Sur l'échange de poissons, Esteban Olaizola n'a pas vu de problème, mais a précisé. "Jusqu'à présent 9 000 tonnes d'anchois étaient transférées en France, mais nous les bolincheurs ne bénéficions pas des échanges parce que nous ne pêchons que du thon et de l'anchois. C'est pour cette raison que nous demandons des contreparties telles que la protection des ressources. Nous demanderons que les pélagiques ne rentrent pas dans nos eaux pour la campagne du thon" a déclaré M. Olaizola.

Manque d'accord global, tout cela devra être fixé lors de la deuxième réunion prévue pour le 17 juin. Elle aura lieu très probablement à Donostia.
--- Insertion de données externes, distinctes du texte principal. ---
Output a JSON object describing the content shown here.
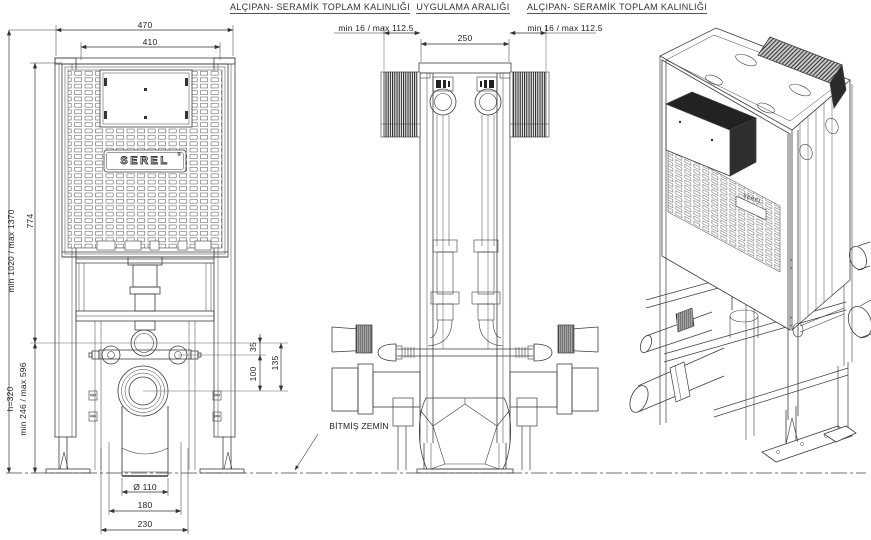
{
  "drawing": {
    "labels": {
      "wall_total_left": "ALÇIPAN- SERAMİK TOPLAM KALINLIĞI",
      "application_gap": "UYGULAMA ARALIĞI",
      "wall_total_right": "ALÇIPAN- SERAMİK TOPLAM KALINLIĞI",
      "finished_floor": "BİTMİŞ ZEMİN"
    },
    "brand": {
      "logo": "SEREL",
      "logo_iso": "SEREL",
      "reg_mark": "®"
    },
    "front_view": {
      "width_outer": "470",
      "width_inner": "410",
      "height_range": "min 1020 / max 1370",
      "tank_height": "774",
      "outlet_height": "h=320",
      "outlet_range": "min 246 / max 596",
      "offset_flush_to_bolts": "35",
      "offset_flush_to_drain": "135",
      "offset_bolts_to_drain": "100",
      "drain_diameter": "Ø 110",
      "drain_span_inner": "180",
      "drain_span_outer": "230"
    },
    "side_view": {
      "wall_left": "min 16 / max 112.5",
      "frame_depth": "250",
      "wall_right": "min 16 / max 112.5"
    }
  }
}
Le TAC est maintenu, mais pas le transfert du quota portugais

Cette année les discussions sur la pêche dans le Golfe de Gascogne vont être influencées par deux décisions : celle des ministres européens de la pêche autour des quotas, et celle de la Cour de justice européenne déclarant hors-la-loi le transfert du quota portugais aux pêcheurs français.
Mi-décembre, après une réunion-marathon, les ministres des quinze ont accepté d'augmenter le TAC pour le merlu ainsi que pour d'autres espèces, tandis que celui de l'anchois est resté identique. Les bolincheurs cantabriques pourront donc pêcher 30 000 tonnes, tandis que les bateaux sous pavillon français n'auront que 3 000 tonnes (10 % du TAC du golfe). Cette différence était jusqu'à présent compensée par le Gouvernement français grâce aux 9 000 tonnes espagnoles et grâce à un accord avec le Portugal, qui cédait 5 000 tonnes de son quota, lequel atteignait 10 000 tonnes. Le TAC prévu pour le Portugal en ce qui concerne l'anchois est diminué à 2 000 tonnes. Quand cette décision a été prise, les analystes ont calculé que la quantité soumise à un nouvel accord franco-portugais serait
de 4 000 tonnes.
Sauf que la Cour de justice européenne a récemment déclaré illégal ce transfert du quota [voir édition du Journal du 16 mai]. Ètant donné que les bateaux français ne pêchent pas au Portugal, mais dans le Golfe de Gascogne, et considérant que les "deux stocks [sont] biologiquement différenciés", le tribunal a jugé inacceptable l'accord franco-portugais.